A Vermont sports betting study commissioned by lawmakers suggests legalizing the industry in 2023 and gives them a road map for how to do it.
But so far, not one of the 87 bills proposed since lawmakers convened for the 2023-2024 legislative session addresses it.
The Sports Betting Study Committee’s report concludes the state would benefit from the tax revenue and player protections regulated online VT sports betting could provide. It is the second government-commissioned betting study in two years, though no sports betting bill has ever made it through committee.
Rep: sports betting study under review
Rep. Thomas Stevens, who chairs the Lottery Oversight Committee, told Legal Sports Report he is still reviewing the study and declined to comment beyond that.
He is among several lawmakers who have questioned expanding Vermont’s limited gaming market, while Gov. Phil Scott has been open to considering it. Scott commissioned a previous study on the regulating the industry, which produced similar results.
“The Vermont Senate has a history of supporting the creation of a legal framework for sports betting in our state. A regulated market would provide consumer protection in a way the illicit market currently does not,” said Sen. Philip Baruth, who serves on the Appropriations Committee that approved the study. We are encouraged that the study committee came to a consensus on recommendations for a path forward. We welcome these recommendations and look forward to continuing discussions in the coming biennium.”
Key findings from Vermont sports betting study
The report makes several key recommendations for the potential structure of a Vermont sports betting market, based on information gathered from nearby legal sports betting states and given Vermont’s lack of history with gaming:
- A mobile-only sports betting market, at least to start, as Vermont has no tribal or commercial casinos or racetracks that might host a retail sports books.
- A “state-controlled market“ that would allow two to six operators via a competitive bidding process, as opposed to creating a gaming control board that would license each operator one-by-one.
- Tasking the Department of Liquor and Lottery with regulation, which could allow a faster launch than if Vermont needed to create a new gaming-focused agency, according to the report.
Promos up in the air
While the study mentioned the variance between states that allow sportsbooks to deduct promotional bets from their taxable revenue, it made no formal recommendation on the tax perk.
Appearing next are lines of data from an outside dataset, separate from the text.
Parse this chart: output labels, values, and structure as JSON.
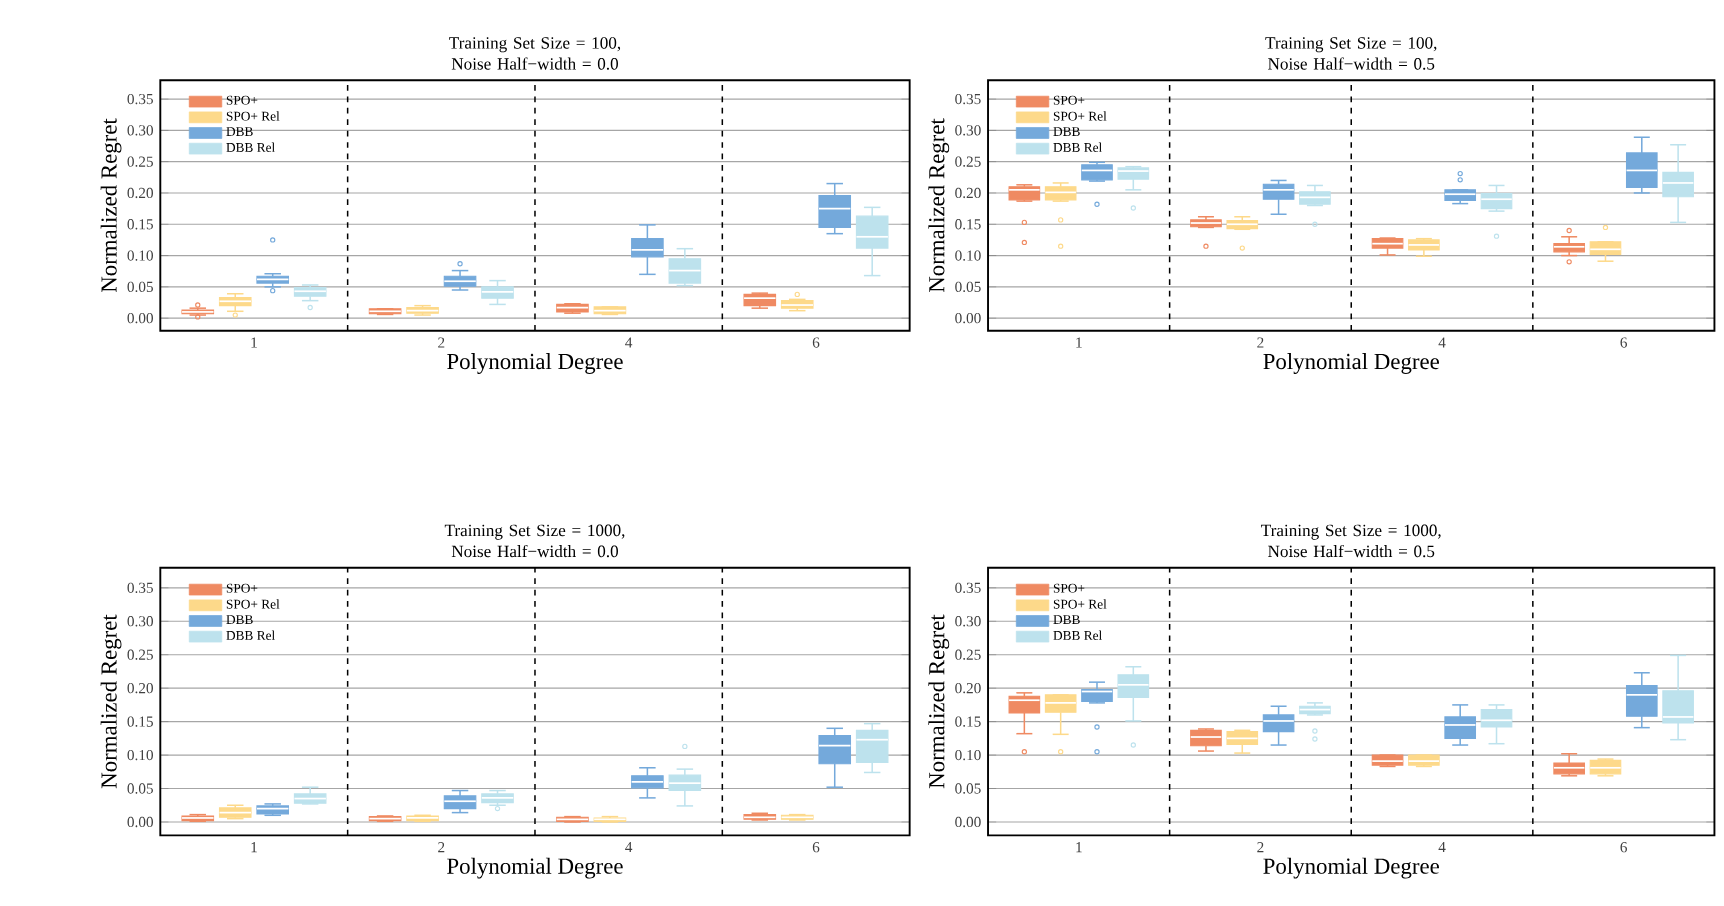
{
  "chart_data": [
    {
      "type": "box",
      "title": "Training Set Size = 100, Noise Half−width = 0.0",
      "xlabel": "Polynomial Degree",
      "ylabel": "Normalized Regret",
      "categories": [
        "1",
        "2",
        "4",
        "6"
      ],
      "ylim": [
        -0.02,
        0.38
      ],
      "yticks": [
        {
          "value": 0,
          "label": "0.00"
        },
        {
          "value": 0.05,
          "label": "0.05"
        },
        {
          "value": 0.1,
          "label": "0.10"
        },
        {
          "value": 0.15,
          "label": "0.15"
        },
        {
          "value": 0.2,
          "label": "0.20"
        },
        {
          "value": 0.25,
          "label": "0.25"
        },
        {
          "value": 0.3,
          "label": "0.30"
        },
        {
          "value": 0.35,
          "label": "0.35"
        }
      ],
      "grid": "y",
      "legend": "top left",
      "series": [
        {
          "name": "SPO+",
          "color": "#ef8a62",
          "boxes": [
            {
              "low": 0.005,
              "q1": 0.007,
              "median": 0.01,
              "q3": 0.013,
              "high": 0.016,
              "outliers": [
                0.021,
                0.002
              ]
            },
            {
              "low": 0.006,
              "q1": 0.007,
              "median": 0.011,
              "q3": 0.015,
              "high": 0.015
            },
            {
              "low": 0.008,
              "q1": 0.01,
              "median": 0.017,
              "q3": 0.022,
              "high": 0.023
            },
            {
              "low": 0.016,
              "q1": 0.02,
              "median": 0.032,
              "q3": 0.038,
              "high": 0.04
            }
          ]
        },
        {
          "name": "SPO+ Rel",
          "color": "#fdd98a",
          "boxes": [
            {
              "low": 0.011,
              "q1": 0.02,
              "median": 0.027,
              "q3": 0.033,
              "high": 0.039,
              "outliers": [
                0.005
              ]
            },
            {
              "low": 0.005,
              "q1": 0.008,
              "median": 0.012,
              "q3": 0.017,
              "high": 0.02
            },
            {
              "low": 0.006,
              "q1": 0.007,
              "median": 0.012,
              "q3": 0.018,
              "high": 0.018
            },
            {
              "low": 0.012,
              "q1": 0.016,
              "median": 0.021,
              "q3": 0.028,
              "high": 0.03,
              "outliers": [
                0.038
              ]
            }
          ]
        },
        {
          "name": "DBB",
          "color": "#74a9db",
          "boxes": [
            {
              "low": 0.05,
              "q1": 0.056,
              "median": 0.062,
              "q3": 0.067,
              "high": 0.071,
              "outliers": [
                0.125,
                0.044
              ]
            },
            {
              "low": 0.045,
              "q1": 0.051,
              "median": 0.059,
              "q3": 0.067,
              "high": 0.076,
              "outliers": [
                0.087
              ]
            },
            {
              "low": 0.07,
              "q1": 0.098,
              "median": 0.109,
              "q3": 0.127,
              "high": 0.149
            },
            {
              "low": 0.135,
              "q1": 0.145,
              "median": 0.175,
              "q3": 0.196,
              "high": 0.215
            }
          ]
        },
        {
          "name": "DBB Rel",
          "color": "#bde2ed",
          "boxes": [
            {
              "low": 0.028,
              "q1": 0.035,
              "median": 0.043,
              "q3": 0.049,
              "high": 0.053,
              "outliers": [
                0.017
              ]
            },
            {
              "low": 0.022,
              "q1": 0.032,
              "median": 0.042,
              "q3": 0.05,
              "high": 0.06
            },
            {
              "low": 0.052,
              "q1": 0.056,
              "median": 0.076,
              "q3": 0.095,
              "high": 0.111
            },
            {
              "low": 0.068,
              "q1": 0.112,
              "median": 0.13,
              "q3": 0.163,
              "high": 0.177
            }
          ]
        }
      ]
    },
    {
      "type": "box",
      "title": "Training Set Size = 100, Noise Half−width = 0.5",
      "xlabel": "Polynomial Degree",
      "ylabel": "Normalized Regret",
      "categories": [
        "1",
        "2",
        "4",
        "6"
      ],
      "ylim": [
        -0.02,
        0.38
      ],
      "yticks": [
        {
          "value": 0,
          "label": "0.00"
        },
        {
          "value": 0.05,
          "label": "0.05"
        },
        {
          "value": 0.1,
          "label": "0.10"
        },
        {
          "value": 0.15,
          "label": "0.15"
        },
        {
          "value": 0.2,
          "label": "0.20"
        },
        {
          "value": 0.25,
          "label": "0.25"
        },
        {
          "value": 0.3,
          "label": "0.30"
        },
        {
          "value": 0.35,
          "label": "0.35"
        }
      ],
      "grid": "y",
      "legend": "top left",
      "series": [
        {
          "name": "SPO+",
          "color": "#ef8a62",
          "boxes": [
            {
              "low": 0.187,
              "q1": 0.189,
              "median": 0.205,
              "q3": 0.21,
              "high": 0.213,
              "outliers": [
                0.153,
                0.121
              ]
            },
            {
              "low": 0.145,
              "q1": 0.146,
              "median": 0.152,
              "q3": 0.157,
              "high": 0.162,
              "outliers": [
                0.115
              ]
            },
            {
              "low": 0.101,
              "q1": 0.112,
              "median": 0.119,
              "q3": 0.127,
              "high": 0.128
            },
            {
              "low": 0.1,
              "q1": 0.106,
              "median": 0.114,
              "q3": 0.119,
              "high": 0.13,
              "outliers": [
                0.14,
                0.09
              ]
            }
          ]
        },
        {
          "name": "SPO+ Rel",
          "color": "#fdd98a",
          "boxes": [
            {
              "low": 0.187,
              "q1": 0.189,
              "median": 0.201,
              "q3": 0.21,
              "high": 0.216,
              "outliers": [
                0.157,
                0.115
              ]
            },
            {
              "low": 0.142,
              "q1": 0.143,
              "median": 0.15,
              "q3": 0.156,
              "high": 0.162,
              "outliers": [
                0.112
              ]
            },
            {
              "low": 0.099,
              "q1": 0.109,
              "median": 0.117,
              "q3": 0.125,
              "high": 0.127
            },
            {
              "low": 0.091,
              "q1": 0.102,
              "median": 0.11,
              "q3": 0.122,
              "high": 0.122,
              "outliers": [
                0.145
              ]
            }
          ]
        },
        {
          "name": "DBB",
          "color": "#74a9db",
          "boxes": [
            {
              "low": 0.219,
              "q1": 0.221,
              "median": 0.236,
              "q3": 0.245,
              "high": 0.249,
              "outliers": [
                0.182
              ]
            },
            {
              "low": 0.166,
              "q1": 0.19,
              "median": 0.205,
              "q3": 0.214,
              "high": 0.22
            },
            {
              "low": 0.183,
              "q1": 0.188,
              "median": 0.198,
              "q3": 0.205,
              "high": 0.205,
              "outliers": [
                0.231,
                0.221
              ]
            },
            {
              "low": 0.2,
              "q1": 0.209,
              "median": 0.236,
              "q3": 0.264,
              "high": 0.289
            }
          ]
        },
        {
          "name": "DBB Rel",
          "color": "#bde2ed",
          "boxes": [
            {
              "low": 0.205,
              "q1": 0.222,
              "median": 0.235,
              "q3": 0.24,
              "high": 0.242,
              "outliers": [
                0.176
              ]
            },
            {
              "low": 0.18,
              "q1": 0.182,
              "median": 0.193,
              "q3": 0.202,
              "high": 0.212,
              "outliers": [
                0.15
              ]
            },
            {
              "low": 0.171,
              "q1": 0.175,
              "median": 0.19,
              "q3": 0.199,
              "high": 0.212,
              "outliers": [
                0.131
              ]
            },
            {
              "low": 0.153,
              "q1": 0.194,
              "median": 0.216,
              "q3": 0.233,
              "high": 0.277
            }
          ]
        }
      ]
    },
    {
      "type": "box",
      "title": "Training Set Size = 1000, Noise Half−width = 0.0",
      "xlabel": "Polynomial Degree",
      "ylabel": "Normalized Regret",
      "categories": [
        "1",
        "2",
        "4",
        "6"
      ],
      "ylim": [
        -0.02,
        0.38
      ],
      "yticks": [
        {
          "value": 0,
          "label": "0.00"
        },
        {
          "value": 0.05,
          "label": "0.05"
        },
        {
          "value": 0.1,
          "label": "0.10"
        },
        {
          "value": 0.15,
          "label": "0.15"
        },
        {
          "value": 0.2,
          "label": "0.20"
        },
        {
          "value": 0.25,
          "label": "0.25"
        },
        {
          "value": 0.3,
          "label": "0.30"
        },
        {
          "value": 0.35,
          "label": "0.35"
        }
      ],
      "grid": "y",
      "legend": "top left",
      "series": [
        {
          "name": "SPO+",
          "color": "#ef8a62",
          "boxes": [
            {
              "low": 0.001,
              "q1": 0.002,
              "median": 0.006,
              "q3": 0.009,
              "high": 0.011
            },
            {
              "low": 0.001,
              "q1": 0.002,
              "median": 0.005,
              "q3": 0.008,
              "high": 0.009
            },
            {
              "low": 0.0,
              "q1": 0.001,
              "median": 0.004,
              "q3": 0.007,
              "high": 0.008
            },
            {
              "low": 0.003,
              "q1": 0.004,
              "median": 0.007,
              "q3": 0.011,
              "high": 0.013
            }
          ]
        },
        {
          "name": "SPO+ Rel",
          "color": "#fdd98a",
          "boxes": [
            {
              "low": 0.005,
              "q1": 0.007,
              "median": 0.014,
              "q3": 0.021,
              "high": 0.025
            },
            {
              "low": 0.001,
              "q1": 0.002,
              "median": 0.006,
              "q3": 0.009,
              "high": 0.01
            },
            {
              "low": 0.0,
              "q1": 0.001,
              "median": 0.004,
              "q3": 0.006,
              "high": 0.008
            },
            {
              "low": 0.003,
              "q1": 0.004,
              "median": 0.007,
              "q3": 0.01,
              "high": 0.011
            }
          ]
        },
        {
          "name": "DBB",
          "color": "#74a9db",
          "boxes": [
            {
              "low": 0.01,
              "q1": 0.012,
              "median": 0.02,
              "q3": 0.024,
              "high": 0.027
            },
            {
              "low": 0.014,
              "q1": 0.02,
              "median": 0.031,
              "q3": 0.039,
              "high": 0.047
            },
            {
              "low": 0.036,
              "q1": 0.051,
              "median": 0.06,
              "q3": 0.069,
              "high": 0.081
            },
            {
              "low": 0.052,
              "q1": 0.087,
              "median": 0.114,
              "q3": 0.129,
              "high": 0.14
            }
          ]
        },
        {
          "name": "DBB Rel",
          "color": "#bde2ed",
          "boxes": [
            {
              "low": 0.027,
              "q1": 0.028,
              "median": 0.035,
              "q3": 0.042,
              "high": 0.052
            },
            {
              "low": 0.025,
              "q1": 0.029,
              "median": 0.036,
              "q3": 0.042,
              "high": 0.047,
              "outliers": [
                0.02
              ]
            },
            {
              "low": 0.024,
              "q1": 0.047,
              "median": 0.058,
              "q3": 0.07,
              "high": 0.079,
              "outliers": [
                0.113
              ]
            },
            {
              "low": 0.074,
              "q1": 0.089,
              "median": 0.123,
              "q3": 0.137,
              "high": 0.147
            }
          ]
        }
      ]
    },
    {
      "type": "box",
      "title": "Training Set Size = 1000, Noise Half−width = 0.5",
      "xlabel": "Polynomial Degree",
      "ylabel": "Normalized Regret",
      "categories": [
        "1",
        "2",
        "4",
        "6"
      ],
      "ylim": [
        -0.02,
        0.38
      ],
      "yticks": [
        {
          "value": 0,
          "label": "0.00"
        },
        {
          "value": 0.05,
          "label": "0.05"
        },
        {
          "value": 0.1,
          "label": "0.10"
        },
        {
          "value": 0.15,
          "label": "0.15"
        },
        {
          "value": 0.2,
          "label": "0.20"
        },
        {
          "value": 0.25,
          "label": "0.25"
        },
        {
          "value": 0.3,
          "label": "0.30"
        },
        {
          "value": 0.35,
          "label": "0.35"
        }
      ],
      "grid": "y",
      "legend": "top left",
      "series": [
        {
          "name": "SPO+",
          "color": "#ef8a62",
          "boxes": [
            {
              "low": 0.132,
              "q1": 0.163,
              "median": 0.182,
              "q3": 0.188,
              "high": 0.193,
              "outliers": [
                0.105
              ]
            },
            {
              "low": 0.106,
              "q1": 0.114,
              "median": 0.127,
              "q3": 0.137,
              "high": 0.139
            },
            {
              "low": 0.083,
              "q1": 0.085,
              "median": 0.091,
              "q3": 0.1,
              "high": 0.1
            },
            {
              "low": 0.069,
              "q1": 0.072,
              "median": 0.081,
              "q3": 0.088,
              "high": 0.102
            }
          ]
        },
        {
          "name": "SPO+ Rel",
          "color": "#fdd98a",
          "boxes": [
            {
              "low": 0.131,
              "q1": 0.164,
              "median": 0.178,
              "q3": 0.19,
              "high": 0.19,
              "outliers": [
                0.105
              ]
            },
            {
              "low": 0.103,
              "q1": 0.116,
              "median": 0.125,
              "q3": 0.135,
              "high": 0.137
            },
            {
              "low": 0.083,
              "q1": 0.085,
              "median": 0.091,
              "q3": 0.1,
              "high": 0.1
            },
            {
              "low": 0.069,
              "q1": 0.072,
              "median": 0.081,
              "q3": 0.092,
              "high": 0.094
            }
          ]
        },
        {
          "name": "DBB",
          "color": "#74a9db",
          "boxes": [
            {
              "low": 0.178,
              "q1": 0.18,
              "median": 0.195,
              "q3": 0.198,
              "high": 0.209,
              "outliers": [
                0.142,
                0.105
              ]
            },
            {
              "low": 0.115,
              "q1": 0.135,
              "median": 0.151,
              "q3": 0.16,
              "high": 0.173
            },
            {
              "low": 0.115,
              "q1": 0.125,
              "median": 0.145,
              "q3": 0.157,
              "high": 0.175
            },
            {
              "low": 0.141,
              "q1": 0.158,
              "median": 0.19,
              "q3": 0.204,
              "high": 0.223
            }
          ]
        },
        {
          "name": "DBB Rel",
          "color": "#bde2ed",
          "boxes": [
            {
              "low": 0.151,
              "q1": 0.186,
              "median": 0.205,
              "q3": 0.22,
              "high": 0.232,
              "outliers": [
                0.115
              ]
            },
            {
              "low": 0.16,
              "q1": 0.162,
              "median": 0.168,
              "q3": 0.173,
              "high": 0.178,
              "outliers": [
                0.136,
                0.124
              ]
            },
            {
              "low": 0.117,
              "q1": 0.142,
              "median": 0.152,
              "q3": 0.168,
              "high": 0.175
            },
            {
              "low": 0.123,
              "q1": 0.148,
              "median": 0.157,
              "q3": 0.196,
              "high": 0.249
            }
          ]
        }
      ]
    }
  ]
}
It did however recommend the legislature set a minimum tax rate.
It also recommended that the state lottery should refrain from offering its own sports betting product.
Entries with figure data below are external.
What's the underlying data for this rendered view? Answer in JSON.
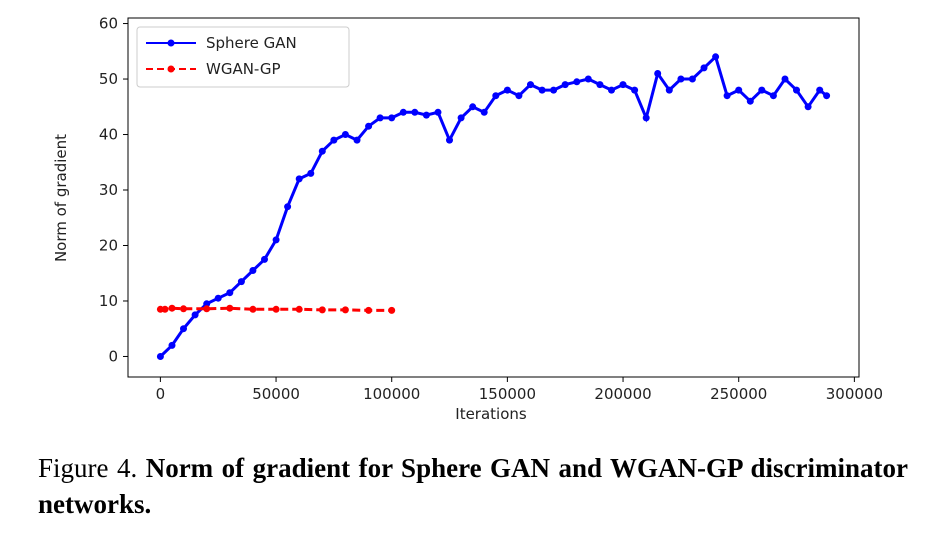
{
  "caption": {
    "prefix": "Figure 4. ",
    "text": "Norm of gradient for Sphere GAN and WGAN-GP discriminator networks."
  },
  "chart_data": {
    "type": "line",
    "xlabel": "Iterations",
    "ylabel": "Norm of gradient",
    "xlim": [
      -14000,
      302000
    ],
    "ylim": [
      -3.7,
      61
    ],
    "xticks": [
      0,
      50000,
      100000,
      150000,
      200000,
      250000,
      300000
    ],
    "xtick_labels": [
      "0",
      "50000",
      "100000",
      "150000",
      "200000",
      "250000",
      "300000"
    ],
    "yticks": [
      0,
      10,
      20,
      30,
      40,
      50,
      60
    ],
    "ytick_labels": [
      "0",
      "10",
      "20",
      "30",
      "40",
      "50",
      "60"
    ],
    "grid": false,
    "legend": "top-left",
    "series": [
      {
        "name": "Sphere GAN",
        "color": "#0000ff",
        "style": "solid",
        "marker": "dot",
        "x": [
          0,
          5000,
          10000,
          15000,
          20000,
          25000,
          30000,
          35000,
          40000,
          45000,
          50000,
          55000,
          60000,
          65000,
          70000,
          75000,
          80000,
          85000,
          90000,
          95000,
          100000,
          105000,
          110000,
          115000,
          120000,
          125000,
          130000,
          135000,
          140000,
          145000,
          150000,
          155000,
          160000,
          165000,
          170000,
          175000,
          180000,
          185000,
          190000,
          195000,
          200000,
          205000,
          210000,
          215000,
          220000,
          225000,
          230000,
          235000,
          240000,
          245000,
          250000,
          255000,
          260000,
          265000,
          270000,
          275000,
          280000,
          285000,
          288000
        ],
        "y": [
          0,
          2,
          5,
          7.5,
          9.5,
          10.5,
          11.5,
          13.5,
          15.5,
          17.5,
          21,
          27,
          32,
          33,
          37,
          39,
          40,
          39,
          41.5,
          43,
          43,
          44,
          44,
          43.5,
          44,
          39,
          43,
          45,
          44,
          47,
          48,
          47,
          49,
          48,
          48,
          49,
          49.5,
          50,
          49,
          48,
          49,
          48,
          43,
          51,
          48,
          50,
          50,
          52,
          54,
          47,
          48,
          46,
          48,
          47,
          50,
          48,
          45,
          48,
          47
        ]
      },
      {
        "name": "WGAN-GP",
        "color": "#ff0000",
        "style": "dashed",
        "marker": "dot",
        "x": [
          0,
          2000,
          5000,
          10000,
          20000,
          30000,
          40000,
          50000,
          60000,
          70000,
          80000,
          90000,
          100000
        ],
        "y": [
          8.5,
          8.5,
          8.7,
          8.6,
          8.6,
          8.7,
          8.5,
          8.5,
          8.5,
          8.4,
          8.4,
          8.3,
          8.3
        ]
      }
    ]
  }
}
“The Committee analyzed states that have established unique wagering platforms and found that those states suffered from slow implementation, lower customer engagement, and lower revenue generation,” the study reads.
Vermont the last Northeast holdout
Vermont is the only Northeastern state yet to legalize sports betting in any form. Here’s what the legal gambling landscape looks like across the rest of New England:
The first New England state to get in on sports betting, Rhode Island casinos started taking bets in late 2018. Today it is the smallest state with mobile sports betting, which is run exclusively though a partnership between the state lottery, IGT and William Hill.
New Hampshire has tweaked its sports betting law several times since legalizing the activity in 2019. Like Rhode Island, New Hampshire has one online sports betting provider: a partnership between DraftKings and the state lottery.
Connecticut is another New England state whose lottery runs a mobile product; however, the state offers more than one sports betting app. Unlike Vermont, its lawmakers had to navigate federally recognized tribes with their gaming interests, which required federal approval. Since 2021, FanDuel and DraftKings have offered sports betting through partnerships with those tribes, while SugarHouse Sportsbook and the state lottery run their own product.
Maine lawmakers successfully navigated obstacles with their federally recognized tribes to legalize sports betting in 2022. The changes allow up to four online sportsbooks, and while regulators have hinted at later this year, there is still no timeline for launch.
Massachusetts was the last New England state outside of Vermont to legalize sports betting, which came after several years of disagreements over tax rate and restrictions on advertising. Online betting is expected to launch in early March. Regulators have been thorough in their vetting of operators and could place even stricter advertising limits on them.